For various reasons the corporation has become an increasingly popular form of business organization. Because of its popularity it has been the object of ever greater attention through statutes and regulations of federal taxing authorities. As The Florida Bar contends was the case here, lack of knowledge of the applicable statute, ch. 608, F.S.A., and experience in the design and operation of the corporate form may well result in failure to provide many advantages in flexibility of purposes, number of shares of stock, and other items which could be initially provided at no extra cost to the stockholders. Moreover, the interest of federal taxing authorities in corporate financing makes it unwise to launch even the smallest corporation without resort to the advice of competent trained and experienced experts in the applicable law and regulations. The formation of a corporation necessarily involves the giving of advice relative to the rights and obligations of those involved in the venture.

We are of the view that the preparation of charters, bylaws and other documents necessary to the establishment of a corporation, being the basis of important contractual and legal obligations, comes within the definition of the practice of law as defined in the Sperry case, supra. The reasonable protection of the rights and property of those involved requires that the persons preparing such documents and advising others as to what they should and should not contain possess legal skill and knowledge far in excess of that possessed by the best informed non-lawyer citizen.

Other courts have reached the same conclusion. Blair v. Motor Carriers Service Bureau, Inc. et al., 40 Pa.Dist. & Co.R. 413, 431 (Phila. County, Penna. 1939) and cases cited therein. The respondent has cited no cases holding to the contrary and we have found none.

The respondent has cooperated in seeking the determination made herein and there is nothing to indicate that he has deliberately or contemptuously violated that part of the Integration Rule prohibiting the unauthorized practice of law. Further, he expresses the intention to abide the decision of this Court. We therefore decline to hold him in contempt.

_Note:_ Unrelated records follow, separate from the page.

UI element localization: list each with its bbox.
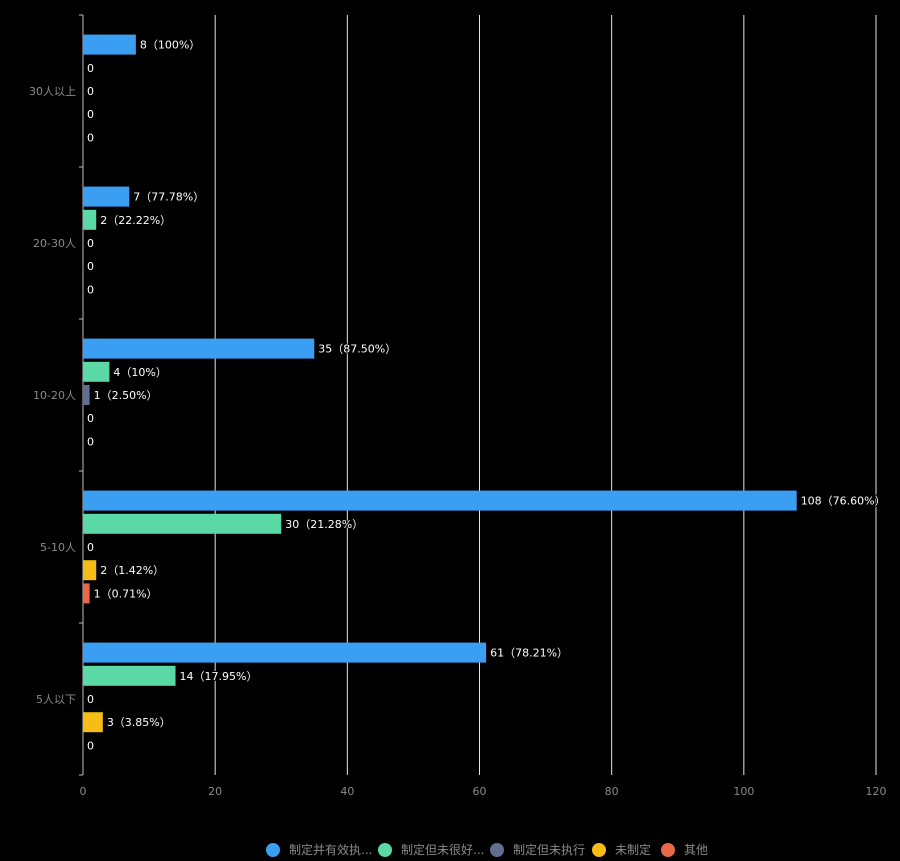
legend-label: 其他 [684, 843, 708, 857]
bar-value-label: 0 [87, 739, 94, 752]
bar-value-label: 1（0.71%） [94, 587, 158, 600]
legend-label: 制定并有效执... [289, 842, 372, 857]
bar-value-label: 2（22.22%） [100, 214, 171, 227]
bar-value-label: 0 [87, 435, 94, 448]
bar-value-label: 0 [87, 62, 94, 75]
category-label: 30人以上 [29, 85, 76, 98]
bar [83, 642, 487, 663]
legend-label: 制定但未执行 [513, 842, 585, 857]
category-label: 5人以下 [36, 693, 76, 706]
value-axis: 0 20 40 60 80 100 120 [80, 785, 887, 798]
legend-label: 未制定 [615, 842, 651, 857]
bar-value-label: 0 [87, 85, 94, 98]
legend-item[interactable]: 制定并有效执... [266, 842, 372, 857]
legend-item[interactable]: 未制定 [592, 842, 651, 857]
bar [83, 712, 103, 733]
legend-label: 制定但未很好... [401, 842, 484, 857]
bar [83, 583, 90, 604]
legend-marker [592, 843, 606, 857]
bar-value-label: 0 [87, 283, 94, 296]
bars [83, 34, 797, 733]
x-tick-label: 120 [866, 785, 887, 798]
legend-item[interactable]: 制定但未很好... [378, 842, 484, 857]
bar-value-label: 108（76.60%） [801, 495, 886, 508]
bar [83, 186, 130, 207]
x-tick-label: 20 [208, 785, 222, 798]
bar-value-label: 4（10%） [113, 366, 166, 379]
bar [83, 385, 90, 405]
bar-value-label: 2（1.42%） [100, 564, 164, 577]
bar-value-label: 30（21.28%） [285, 518, 363, 531]
category-label: 5-10人 [40, 541, 76, 554]
bar-value-label: 61（78.21%） [490, 647, 568, 660]
x-tick-label: 0 [80, 785, 87, 798]
bar-value-label: 14（17.95%） [180, 670, 258, 683]
x-tick-label: 100 [733, 785, 754, 798]
bar-value-label: 8（100%） [140, 39, 200, 52]
legend-marker [378, 843, 392, 857]
bar-value-label: 3（3.85%） [107, 716, 171, 729]
legend-marker [661, 843, 675, 857]
category-axis: 30人以上 20-30人 10-20人 5-10人 5人以下 [29, 14, 84, 776]
bar [83, 361, 110, 382]
legend-item[interactable]: 制定但未执行 [490, 842, 585, 857]
bar [83, 34, 136, 55]
bar-value-label: 0 [87, 131, 94, 144]
bar-value-label: 0 [87, 541, 94, 554]
bar [83, 338, 315, 359]
bar-value-label: 0 [87, 108, 94, 121]
legend-marker [490, 843, 504, 857]
x-tick-label: 60 [473, 785, 487, 798]
bar-value-label: 0 [87, 237, 94, 250]
bar-value-label: 7（77.78%） [133, 191, 204, 204]
bar [83, 560, 97, 581]
bar [83, 490, 797, 511]
bar-value-label: 0 [87, 693, 94, 706]
bar-value-label: 35（87.50%） [318, 343, 396, 356]
legend-marker [266, 843, 280, 857]
bar [83, 513, 282, 534]
bar [83, 665, 176, 686]
bar-value-label: 1（2.50%） [94, 389, 158, 402]
legend-item[interactable]: 其他 [661, 843, 708, 857]
x-tick-label: 40 [340, 785, 354, 798]
bar [83, 209, 97, 230]
bar-value-label: 0 [87, 412, 94, 425]
category-label: 10-20人 [33, 389, 76, 402]
x-tick-label: 80 [605, 785, 619, 798]
legend[interactable]: 制定并有效执... 制定但未很好... 制定但未执行 未制定 其他 [266, 842, 708, 857]
bar-value-label: 0 [87, 260, 94, 273]
data-labels: 8（100%） 0 0 0 0 7（77.78%） 2（22.22%） 0 0 0 35（87.50… [86, 38, 887, 754]
category-label: 20-30人 [33, 237, 76, 250]
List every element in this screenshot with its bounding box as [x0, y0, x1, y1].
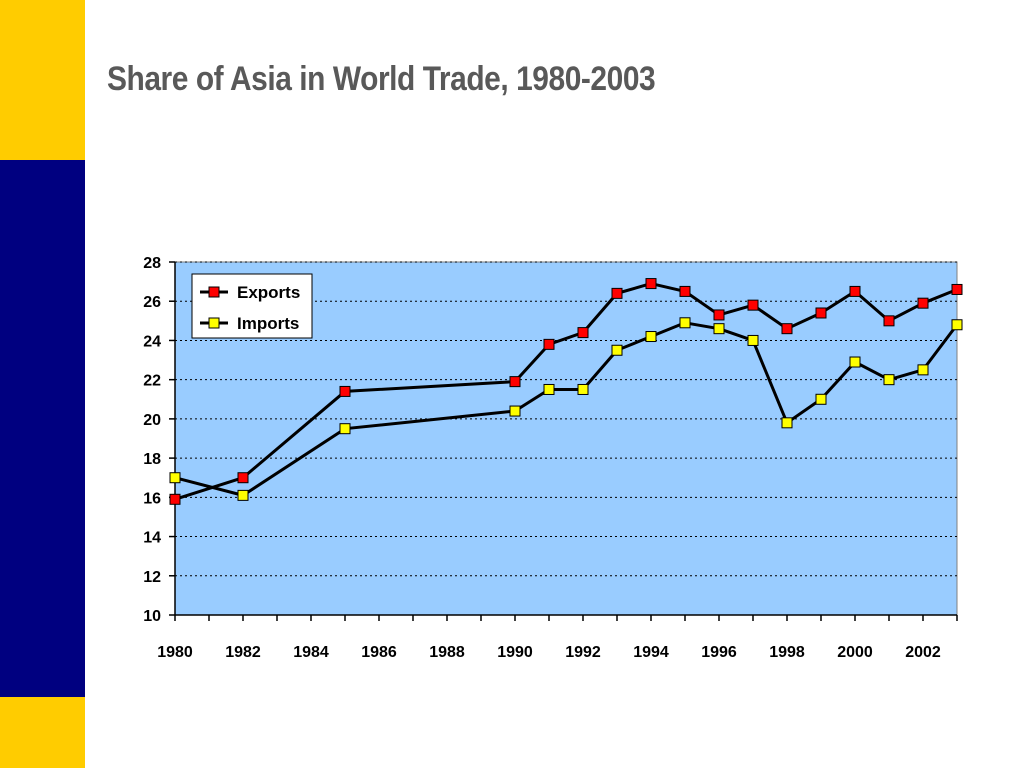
- x-tick-label: 2002: [905, 644, 941, 661]
- imports-point: [339, 423, 351, 435]
- x-tick-label: 1986: [361, 644, 397, 661]
- series-lines: [169, 278, 963, 505]
- y-tick-label: 18: [143, 451, 161, 468]
- y-tick-label: 16: [143, 490, 161, 507]
- x-tick-label: 1998: [769, 644, 805, 661]
- slide-title: Share of Asia in World Trade, 1980-2003: [107, 60, 656, 98]
- imports-point: [917, 364, 929, 376]
- x-tick-label: 2000: [837, 644, 873, 661]
- imports-point: [577, 383, 589, 395]
- exports-point: [951, 283, 963, 295]
- exports-point: [815, 307, 827, 319]
- sidebar-gold-bottom: [0, 697, 85, 768]
- legend-marker: [208, 286, 220, 298]
- imports-point: [237, 489, 249, 501]
- exports-point: [509, 376, 521, 388]
- imports-point: [815, 393, 827, 405]
- exports-point: [645, 278, 657, 290]
- x-tick-label: 1996: [701, 644, 737, 661]
- legend-label: Imports: [237, 314, 299, 333]
- legend-item-exports: Exports: [200, 283, 300, 302]
- exports-point: [849, 285, 861, 297]
- exports-point: [577, 327, 589, 339]
- series-imports: [169, 317, 963, 501]
- imports-point: [951, 319, 963, 331]
- exports-point: [917, 297, 929, 309]
- axes: 10 12 14 16 18 20 22 24 26 28 1980 1982 1984 1986 1988…: [143, 255, 958, 661]
- exports-point: [611, 287, 623, 299]
- x-tick-label: 1984: [293, 644, 329, 661]
- y-tick-label: 10: [143, 608, 161, 625]
- x-tick-label: 1982: [225, 644, 261, 661]
- x-tick-label: 1980: [157, 644, 193, 661]
- y-tick-label: 26: [143, 294, 161, 311]
- exports-point: [679, 285, 691, 297]
- imports-point: [679, 317, 691, 329]
- exports-point: [781, 323, 793, 335]
- y-tick-label: 12: [143, 569, 161, 586]
- legend-marker: [208, 317, 220, 329]
- exports-point: [169, 493, 181, 505]
- imports-point: [713, 323, 725, 335]
- exports-point: [339, 385, 351, 397]
- imports-point: [611, 344, 623, 356]
- legend-item-imports: Imports: [200, 314, 299, 333]
- imports-point: [849, 356, 861, 368]
- y-tick-label: 28: [143, 255, 161, 272]
- y-tick-label: 22: [143, 373, 161, 390]
- series-exports: [169, 278, 963, 505]
- x-tick-label: 1990: [497, 644, 533, 661]
- imports-point: [883, 374, 895, 386]
- x-tick-label: 1992: [565, 644, 601, 661]
- imports-point: [747, 334, 759, 346]
- exports-point: [883, 315, 895, 327]
- imports-point: [543, 383, 555, 395]
- exports-point: [543, 338, 555, 350]
- exports-point: [713, 309, 725, 321]
- gridlines: [175, 261, 957, 577]
- imports-point: [781, 417, 793, 429]
- y-tick-label: 20: [143, 412, 161, 429]
- legend-label: Exports: [237, 283, 300, 302]
- imports-point: [645, 331, 657, 343]
- y-tick-label: 24: [143, 333, 161, 350]
- exports-point: [237, 472, 249, 484]
- sidebar-navy-band: [0, 160, 85, 697]
- imports-point: [169, 472, 181, 484]
- exports-point: [747, 299, 759, 311]
- imports-point: [509, 405, 521, 417]
- x-tick-label: 1994: [633, 644, 669, 661]
- x-tick-label: 1988: [429, 644, 465, 661]
- sidebar-gold-top: [0, 0, 85, 160]
- y-tick-label: 14: [143, 530, 161, 547]
- legend: Exports Imports: [191, 273, 313, 339]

However, by this order we do permanently enjoin the respondent, Albert P. Town, from forming corporations for others, including the preparation of charters, by-laws, resolutions, and other documents incidental to the contractual rights of the corporation, its incorporators, and stockholders, and from advising others in respect *398 thereto. Respondent states that he is an accountant. Therefore, any rights to advise others as to fiscal and accounting matters which he may have as an accountant shall not be impaired by this injunction.

It is so ordered.

DREW, C.J., and ROBERTS, THORNAL and CALDWELL, JJ., concur.